“It should have come up more openly for the private sector”
Bhawani Rana, president, Federation of Nepalese Chambers of Commerce and Industry (FNCCI)
Though the budget size is small, it has managed to allocate a significant amount for the health sector which is an immediate priority at present. It has tried to address some concerns of the private sector by supporting the industries to revive. But it should have come up more openly for the private sector. We had demanded that the government introduce a stimulus package of at least five percent of the country’s GDP but the government has introduced a package of about four percent. These supports will help us revive but we are weak in the implementation part so it needs to be taken into consideration. We had asked for tax and electricity bill exemption for the industries but that was not included.
“Budget is not enthusiastic for the tourism industry”
Shreejana Rana, President, Hotel Association of Nepal
The expectations we had from the government regarding the budget plan were not met. We had particularly focused on a Job Retention Fund for the survival of the industry. The tourism industry cannot be revived right after the COVID-19 risks are curbed; it is expected to be affected for a long time. There are a few positive pointers the government has introduced but the main thing is the implementation part and evaluation of the projects to make sure that the investment made is protected. The budget the government has presented this fiscal year is not enthusiastic for the tourism industry. There is an immediate crisis in the tourism sector but instead of addressing that, the government has introduced programs for the long run. The concern is surviving the tourism industry and the government should have prioritized that part.

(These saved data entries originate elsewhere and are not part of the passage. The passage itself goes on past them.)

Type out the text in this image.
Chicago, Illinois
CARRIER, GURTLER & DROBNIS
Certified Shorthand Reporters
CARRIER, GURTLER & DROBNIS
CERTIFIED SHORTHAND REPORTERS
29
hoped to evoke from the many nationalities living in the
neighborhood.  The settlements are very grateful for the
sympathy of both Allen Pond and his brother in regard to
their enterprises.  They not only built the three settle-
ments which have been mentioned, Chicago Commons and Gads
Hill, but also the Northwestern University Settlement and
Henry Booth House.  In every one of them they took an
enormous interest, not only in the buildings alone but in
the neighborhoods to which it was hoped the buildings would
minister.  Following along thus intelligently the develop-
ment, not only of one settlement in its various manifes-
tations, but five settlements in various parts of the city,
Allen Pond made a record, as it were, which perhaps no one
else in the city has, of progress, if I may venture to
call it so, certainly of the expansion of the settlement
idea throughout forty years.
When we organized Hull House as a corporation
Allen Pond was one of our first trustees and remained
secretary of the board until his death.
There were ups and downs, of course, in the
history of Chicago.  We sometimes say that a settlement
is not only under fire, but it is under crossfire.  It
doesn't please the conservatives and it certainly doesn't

“It was an opportunity for the country to rise above traditional way but sadly that could not materialize”
Dilli Raj Khanal, Economist
If the programs were concretized, it would have been easier in implementation and make them result-oriented. The government should have interlinked programs and prepared a strategy but it failed to do so. There is ambiguity in the intention of the government. Though it has mentioned the decentralization of the power in the beginning, the statement has not been established in the program presentation. Power for the programs like agriculture and social security fund (SSF) that can be mobilized by provincial and local level has been exclusively held by the central government and simply put by stating that it will be implemented through coordination. It seems the government has taken the situation and economic context we are in, very lightly. It was an opportunity for the country to rise above the traditional way but sadly it could not materialize this time also.
“Much-needed packages to protect the existing enterprise were not delivered this fiscal year”
Sharada Rijal, CEO, United Nepal Felt Industries Pvt Ltd
Entrepreneurs and Industrialists had raised concerns of loan interest in response to which the government is now making loans available at five percent interest rate. There was no clear plan for export which is very important at a time when the country is seeing a fall in remittance. It would have helped balance trade deficit by bringing in foreign currencies. The programs have been repeated despite the fact that their implementation had been weak. The overall concerns of small and medium-sized enterprises (SMEs) have not been addressed. Much-needed packages to protect the existing enterprise were not delivered this fiscal year. The government’s decision to exempt SMEs from income tax is appreciable. There is a good package for industries running inside industrial estates but there are no women entrepreneurs in the area. Women and enterprises operating from home will have a hard time to survive.
“The budget is balanced and contextual given the situation the country is in”
Kailash Prasad Dhungel, Minister for Economic Affairs and Planning, Bagmati Province
The budget is as per the current need of the country. It has focused on the prevention and protection of the economy and life of Nepalis that have been affected by COVID-19. The budget has addressed the management of employment generating sectors like agriculture and industries. The government could have done better than this but given the situation the country is in, the budget is balanced and contextual. The budget size is also appropriate as per the needs of the country.
“There should have been a new vision”
Minendra Rijal, member of House of Representative, Nepali Congress
The current expenses in the upcoming fiscal year will increase by 35 percent due to COVID-19. But the government should have been able to restrain it. As per the WHO, Nepal is expected to see more COVID-19 cases, so there will be bigger expenses to revive the country's economy, and for relief activities. The government plans on increasing the tax collection by 22 percent but the size of the country's economy is less likely to increase. So, the target of tax collection is not realistic. There is no base for capital expenditure as the budget will not be sufficient. It is a hard time for the country but there should have been a new vision on how it is planning on getting out of the trouble.
Govt set growth target to draw popularity
Prof Ram Prasad Gyanwaly, Economist, Former Head of The Central Department of Economics, TU
This is the financial plan of the government enforced during the great crisis of the century. Expenditure for the health sector has increased remarkably, which is appreciable. But the programs to rescue the health sector are not clear. Regular expenditure is higher than the revenue of the government which is not a good symptom. Though it talks to minimise the regular expenditure, the measures are not noteworthy. This is the weakness of the budget. Further seven percent growth target might not be achievable because it is uncertain how long the impact of the corona crisis will prevail. The growth target has been set for political popularity. Again expenditures are very scattered which is another weakness of the budget.